Daily Life in Sri Lanka: The Practical Things Nobody Tells You
- Apr 30
- 1 min read
The practical day-to-day of living in Sri Lanka is something that no blog post fully prepares you for, which means you discover it through experience, through mistakes, and through conversations with people who arrived before you and already made those mistakes. Here is a compressed version of what those conversations usually cover.
Shopping for groceries: Keells and Cargills Food City are the main supermarket chains and they stock a reasonable range of local and imported products. The local markets are where you should be buying your fruit, vegetables, fish, and meat because the freshness is incomparably better and the price is a fraction of the supermarket. Find your nearest local market and establish a relationship with two or three vendors. They will look after you.

Deliveries: PickMe Food and Uber Eats both operate in Colombo and the main towns with a solid range of restaurants. For everything else, delivery apps like Daraz cover electronics, household goods, and clothing.
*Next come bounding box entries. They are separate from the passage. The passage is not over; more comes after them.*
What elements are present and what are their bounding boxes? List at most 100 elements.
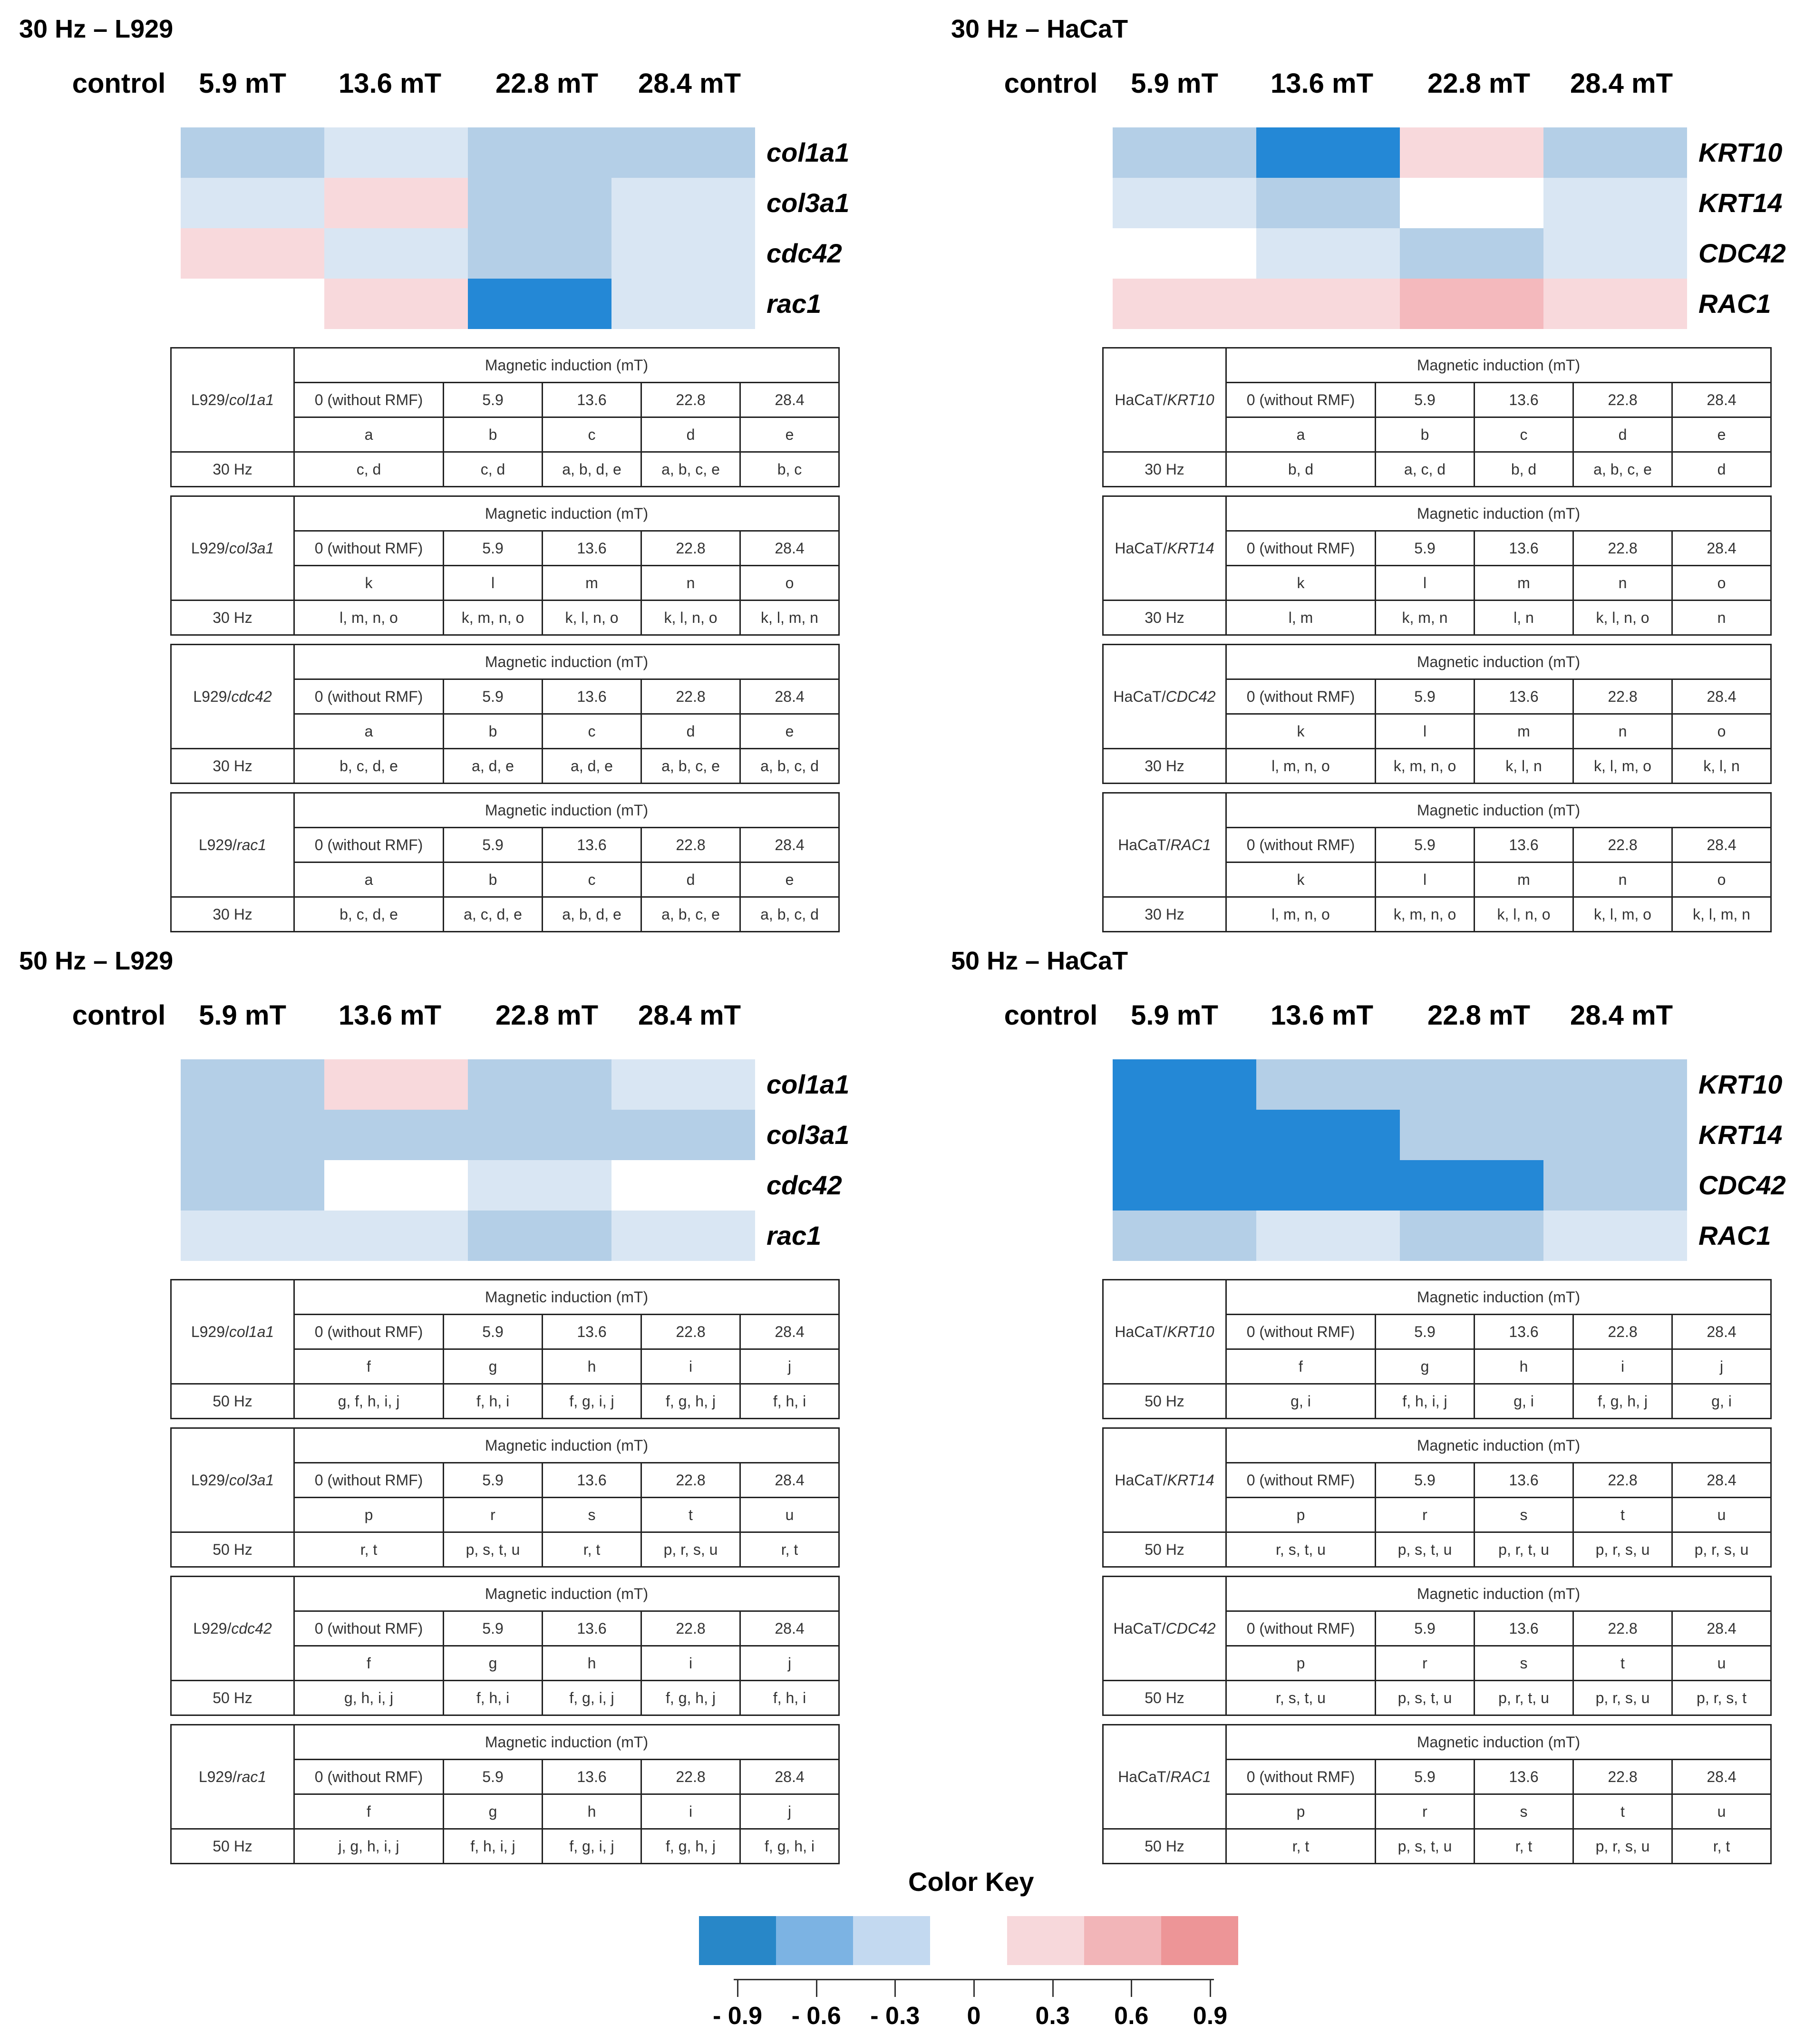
group-letter: p xyxy=(1225,1497,1376,1533)
group-gene: CDC42 xyxy=(1165,1620,1216,1637)
heatmap-cell xyxy=(1543,127,1687,178)
table-group-name: HaCaT/CDC42 xyxy=(1102,644,1227,749)
color-key-swatch xyxy=(1084,1916,1161,1965)
group-letter: r xyxy=(443,1497,543,1533)
color-key-label: - 0.9 xyxy=(712,2002,763,2030)
induction-value: 5.9 xyxy=(1375,1610,1475,1647)
table-header: Magnetic induction (mT) xyxy=(293,1427,840,1463)
induction-value: 13.6 xyxy=(542,1314,642,1350)
induction-value: 13.6 xyxy=(1474,1610,1574,1647)
color-key-label: - 0.3 xyxy=(870,2002,920,2030)
column-header: 22.8 mT xyxy=(495,1000,598,1031)
induction-value: 5.9 xyxy=(443,1314,543,1350)
group-letter: i xyxy=(1572,1348,1673,1385)
column-header: 13.6 mT xyxy=(339,68,441,99)
group-letter: f xyxy=(1225,1348,1376,1385)
heatmap-cell xyxy=(1256,127,1400,178)
group-letter: l xyxy=(1375,862,1475,898)
heatmap-cell xyxy=(324,127,468,178)
stats-table: L929/cdc42 Magnetic induction (mT) 0 (with… xyxy=(170,1576,840,1716)
induction-value: 0 (without RMF) xyxy=(293,1314,444,1350)
group-letter: n xyxy=(1572,713,1673,749)
significance-groups: p, r, s, u xyxy=(1671,1531,1772,1568)
heatmap-panel: 30 Hz – L929 control 5.9 mT 13.6 mT 22.8 mT 2… xyxy=(19,14,899,946)
heatmap-cell xyxy=(611,1211,755,1261)
group-letter: r xyxy=(1375,1645,1475,1681)
column-header: control xyxy=(1004,68,1098,99)
frequency-label: 50 Hz xyxy=(170,1828,295,1864)
color-key-label: 0.6 xyxy=(1114,2002,1149,2030)
gene-label: RAC1 xyxy=(1698,1221,1771,1250)
significance-groups: r, s, t, u xyxy=(1225,1531,1376,1568)
significance-groups: p, s, t, u xyxy=(1375,1531,1475,1568)
table-header: Magnetic induction (mT) xyxy=(293,1576,840,1612)
group-letter: c xyxy=(542,713,642,749)
group-letter: d xyxy=(640,713,741,749)
gene-label: col3a1 xyxy=(767,188,850,218)
significance-groups: p, r, s, u xyxy=(1572,1828,1673,1864)
induction-value: 5.9 xyxy=(443,1610,543,1647)
heatmap-cell xyxy=(324,1160,468,1211)
frequency-label: 30 Hz xyxy=(1102,451,1227,487)
induction-value: 28.4 xyxy=(739,1759,840,1795)
group-gene: rac1 xyxy=(236,1768,267,1785)
significance-groups: a, b, c, d xyxy=(739,748,840,784)
gene-label: cdc42 xyxy=(767,1170,842,1200)
stats-table: L929/cdc42 Magnetic induction (mT) 0 (with… xyxy=(170,644,840,784)
induction-value: 5.9 xyxy=(1375,678,1475,715)
induction-value: 28.4 xyxy=(1671,382,1772,418)
induction-value: 22.8 xyxy=(640,530,741,566)
color-key-tick xyxy=(815,1979,817,1997)
table-header: Magnetic induction (mT) xyxy=(1225,495,1772,532)
heatmap-cell xyxy=(1256,178,1400,228)
table-header: Magnetic induction (mT) xyxy=(293,347,840,383)
heatmap-cell xyxy=(1400,279,1543,329)
group-letter: k xyxy=(1225,862,1376,898)
group-gene: col3a1 xyxy=(229,540,274,557)
group-letter: n xyxy=(1572,565,1673,601)
induction-value: 28.4 xyxy=(739,382,840,418)
panel-title: 30 Hz – HaCaT xyxy=(951,15,1128,43)
induction-value: 22.8 xyxy=(1572,530,1673,566)
heatmap-cell xyxy=(1543,1110,1687,1160)
group-letter: h xyxy=(542,1793,642,1830)
table-header: Magnetic induction (mT) xyxy=(293,792,840,828)
color-key-tick xyxy=(894,1979,896,1997)
column-header: 5.9 mT xyxy=(1131,68,1218,99)
group-letter: g xyxy=(1375,1348,1475,1385)
stats-table: HaCaT/KRT10 Magnetic induction (mT) 0 (wit… xyxy=(1102,347,1772,487)
table-header: Magnetic induction (mT) xyxy=(1225,1427,1772,1463)
group-prefix: HaCaT/ xyxy=(1115,1323,1167,1340)
significance-groups: b, d xyxy=(1225,451,1376,487)
group-letter: s xyxy=(1474,1793,1574,1830)
significance-groups: p, s, t, u xyxy=(1375,1680,1475,1716)
heatmap-cell xyxy=(324,279,468,329)
table-group-name: HaCaT/KRT14 xyxy=(1102,495,1227,601)
heatmap-cell xyxy=(1543,1160,1687,1211)
stats-table: HaCaT/RAC1 Magnetic induction (mT) 0 (with… xyxy=(1102,1724,1772,1864)
group-gene: col1a1 xyxy=(229,1323,274,1340)
column-header: 28.4 mT xyxy=(1570,1000,1673,1031)
gene-label: CDC42 xyxy=(1698,238,1786,268)
column-header: control xyxy=(72,68,166,99)
significance-groups: a, b, d, e xyxy=(542,451,642,487)
color-key-label: 0 xyxy=(967,2002,981,2030)
group-letter: s xyxy=(1474,1497,1574,1533)
heatmap-cell xyxy=(181,178,324,228)
color-key-label: 0.3 xyxy=(1035,2002,1070,2030)
heatmap-cell xyxy=(611,1110,755,1160)
column-header: 22.8 mT xyxy=(1427,68,1530,99)
induction-value: 13.6 xyxy=(1474,382,1574,418)
significance-groups: f, h, i xyxy=(443,1680,543,1716)
induction-value: 28.4 xyxy=(739,530,840,566)
significance-groups: a, b, c, e xyxy=(1572,451,1673,487)
heatmap-cell xyxy=(1113,1110,1256,1160)
induction-value: 0 (without RMF) xyxy=(1225,382,1376,418)
group-letter: t xyxy=(1572,1793,1673,1830)
group-letter: a xyxy=(1225,417,1376,453)
significance-groups: f, g, i, j xyxy=(542,1828,642,1864)
induction-value: 13.6 xyxy=(542,827,642,863)
significance-groups: k, l, m, n xyxy=(1671,896,1772,932)
significance-groups: c, d xyxy=(443,451,543,487)
column-header: 28.4 mT xyxy=(638,1000,741,1031)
The delivery infrastructure in Colombo is good. Outside Colombo it becomes patchy. Plan accordingly.
Schools: the international school sector in Colombo is well-developed. The Overseas School of Colombo, Lyceum International School, and the British School of Colombo all have strong reputations and waiting lists that require early action. If you are moving with children, begin the school enquiry process before you arrive rather than after. The best places fill quickly and the academic year timing matters.